Оставив без ответа ее вопрос, Жоффрей де Пейрак спрыгнул с лошади. Мысли его блуждали где-то далеко, она же была удивлена тем, что он не делится с ней причиной своей озабоченности. Молча подойдя к Анжелике, он помог ей соскочить на землю. Она с радостью увидела нежную улыбку на его все еще напряженном лице.

— Что с вами? — снова спросила она.

— Ничего, моя хорошая, — ответил он, крепко прижимая ее к себе. — Могу только повторить, что сегодня — самый прекрасный день нашей жизни.

И тут Анжелика поняла, что граф не озабочен, а взволнован.
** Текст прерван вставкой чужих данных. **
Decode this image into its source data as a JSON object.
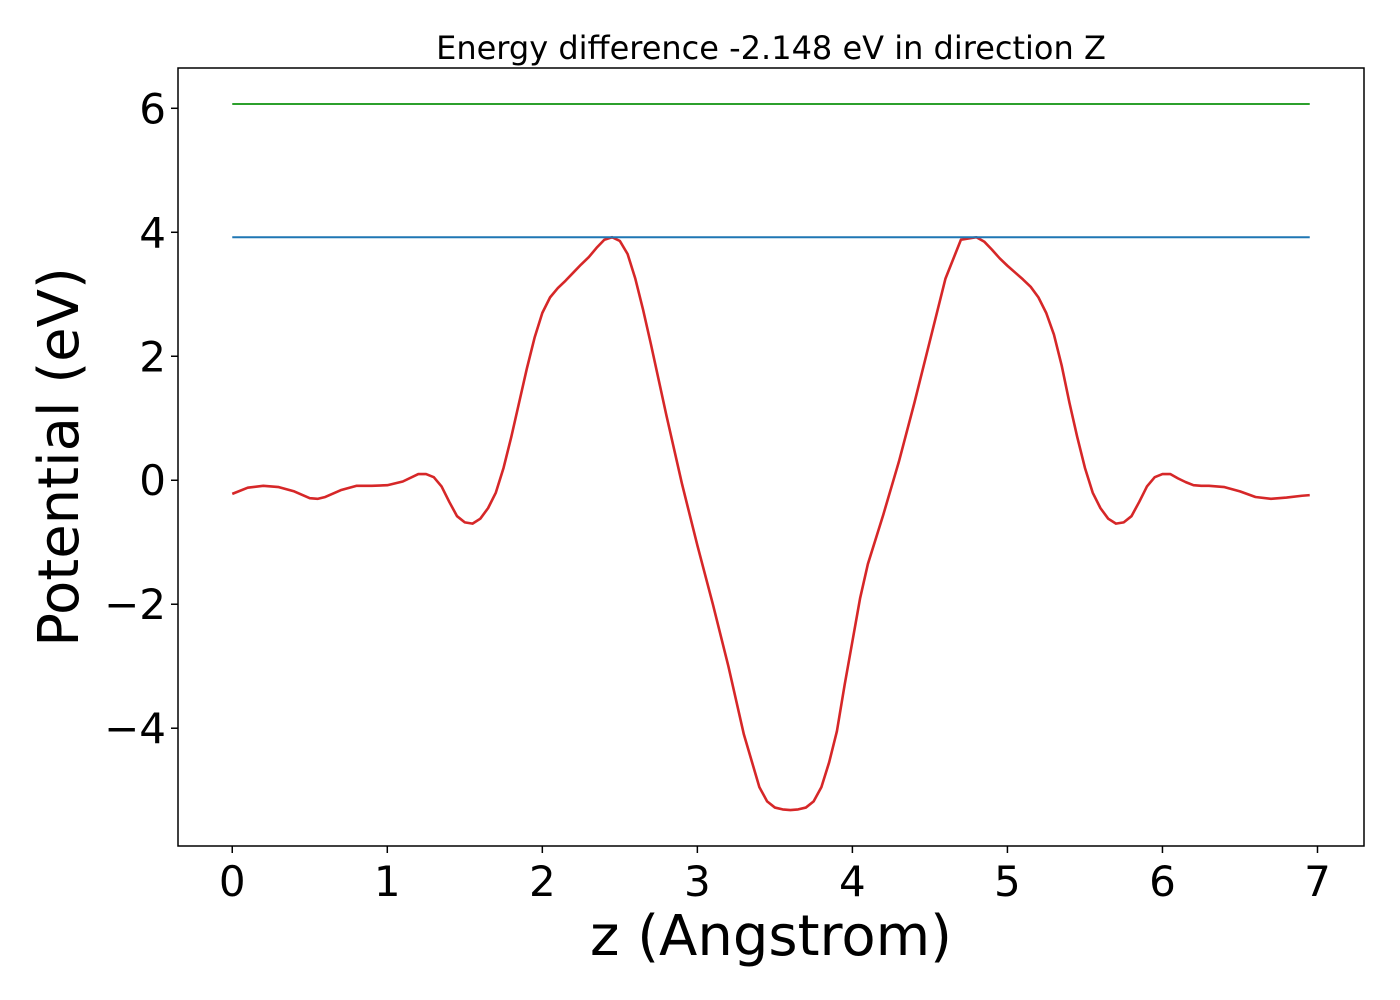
{
  "chart_data": {
    "type": "line",
    "title": "Energy difference -2.148 eV in direction Z",
    "xlabel": "z (Angstrom)",
    "ylabel": "Potential (eV)",
    "xlim": [
      -0.35,
      7.3
    ],
    "ylim": [
      -5.9,
      6.65
    ],
    "xticks": [
      0,
      1,
      2,
      3,
      4,
      5,
      6,
      7
    ],
    "yticks": [
      -4,
      -2,
      0,
      2,
      4,
      6
    ],
    "xtick_labels": [
      "0",
      "1",
      "2",
      "3",
      "4",
      "5",
      "6",
      "7"
    ],
    "ytick_labels": [
      "−4",
      "−2",
      "0",
      "2",
      "4",
      "6"
    ],
    "grid": false,
    "series": [
      {
        "color": "#d62728",
        "x": [
          0,
          0.1,
          0.2,
          0.3,
          0.4,
          0.5,
          0.55,
          0.6,
          0.7,
          0.8,
          0.9,
          1.0,
          1.1,
          1.2,
          1.25,
          1.3,
          1.35,
          1.4,
          1.45,
          1.5,
          1.55,
          1.6,
          1.65,
          1.7,
          1.75,
          1.8,
          1.85,
          1.9,
          1.95,
          2.0,
          2.05,
          2.1,
          2.15,
          2.2,
          2.25,
          2.3,
          2.35,
          2.4,
          2.45,
          2.5,
          2.55,
          2.6,
          2.65,
          2.7,
          2.8,
          2.9,
          3.0,
          3.1,
          3.2,
          3.3,
          3.4,
          3.45,
          3.5,
          3.55,
          3.6,
          3.65,
          3.7,
          3.75,
          3.8,
          3.85,
          3.9,
          3.95,
          4.0,
          4.05,
          4.1,
          4.2,
          4.3,
          4.4,
          4.5,
          4.6,
          4.7,
          4.8,
          4.85,
          4.9,
          4.95,
          5.0,
          5.05,
          5.1,
          5.15,
          5.2,
          5.25,
          5.3,
          5.35,
          5.4,
          5.45,
          5.5,
          5.55,
          5.6,
          5.65,
          5.7,
          5.75,
          5.8,
          5.85,
          5.9,
          5.95,
          6.0,
          6.05,
          6.1,
          6.15,
          6.2,
          6.25,
          6.3,
          6.4,
          6.5,
          6.6,
          6.7,
          6.8,
          6.9,
          6.95
        ],
        "y": [
          -0.22,
          -0.12,
          -0.09,
          -0.11,
          -0.18,
          -0.29,
          -0.3,
          -0.27,
          -0.16,
          -0.09,
          -0.09,
          -0.08,
          -0.02,
          0.1,
          0.1,
          0.05,
          -0.1,
          -0.35,
          -0.58,
          -0.68,
          -0.7,
          -0.62,
          -0.45,
          -0.2,
          0.2,
          0.7,
          1.25,
          1.8,
          2.3,
          2.7,
          2.95,
          3.1,
          3.22,
          3.35,
          3.48,
          3.6,
          3.75,
          3.88,
          3.92,
          3.86,
          3.65,
          3.25,
          2.75,
          2.2,
          1.05,
          -0.05,
          -1.05,
          -2.0,
          -3.0,
          -4.1,
          -4.95,
          -5.18,
          -5.28,
          -5.31,
          -5.32,
          -5.31,
          -5.28,
          -5.18,
          -4.95,
          -4.55,
          -4.05,
          -3.3,
          -2.6,
          -1.9,
          -1.35,
          -0.55,
          0.3,
          1.25,
          2.25,
          3.25,
          3.88,
          3.92,
          3.85,
          3.72,
          3.58,
          3.46,
          3.35,
          3.24,
          3.12,
          2.95,
          2.7,
          2.35,
          1.85,
          1.25,
          0.7,
          0.2,
          -0.2,
          -0.45,
          -0.62,
          -0.7,
          -0.68,
          -0.58,
          -0.35,
          -0.1,
          0.05,
          0.1,
          0.1,
          0.03,
          -0.03,
          -0.08,
          -0.09,
          -0.09,
          -0.11,
          -0.18,
          -0.27,
          -0.3,
          -0.28,
          -0.25,
          -0.24
        ]
      },
      {
        "color": "#1f77b4",
        "x": [
          0,
          6.95
        ],
        "y": [
          3.92,
          3.92
        ]
      },
      {
        "color": "#2ca02c",
        "x": [
          0,
          6.95
        ],
        "y": [
          6.07,
          6.07
        ]
      }
    ]
  }
}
На мгновение ее охватил суеверный страх, опасение лишиться по воле слепого случая того хрупкого счастья, которым она теперь жила. Но вскоре ощущение тревоги сменилось предчувствием неожиданного события.

— В ясную погоду жизнь здесь кажется простой, — сказала она громким голосом, как бы торопясь рассеять какое-то наваждение. — Но когда опускается туман, все здесь выглядит совершенно иначе. Может быть, поэтому люди и привязываются к этому краю. Ими овладевает ожидание сюрприза, предчувствие чего-то хорошего.

— Вот я и привел вас сюда, чтобы преподнести приятный сюрприз.

— Я уже обрела вас… Могу ли я теперь надеяться на большую радость?

И снова взгляд, который он бросил на нее, показался ей сумрачным, как это часто бывало на борту «Голдсборо». Она знала, что этот взгляд выражает сомнение в ней, желание получить отчет за совершенные поступки, неспособность его забыть ту горечь, которую вызывало в нем все ее прошлое.

Немой вопрос, который он мог прочесть в ее глазах, остался без ответа.

По мере того, как они продвигались вперед, смешанный шум прибоя и человеческих голосов становился все явственнее. Умноженный отзвуками эха, этот шум еще более усилился, когда они подошли к скоплению красных скал,.на которые с грохотом накатывались волны. Тревожным и странным казалось только одно: нигде не было видно ни единого человека.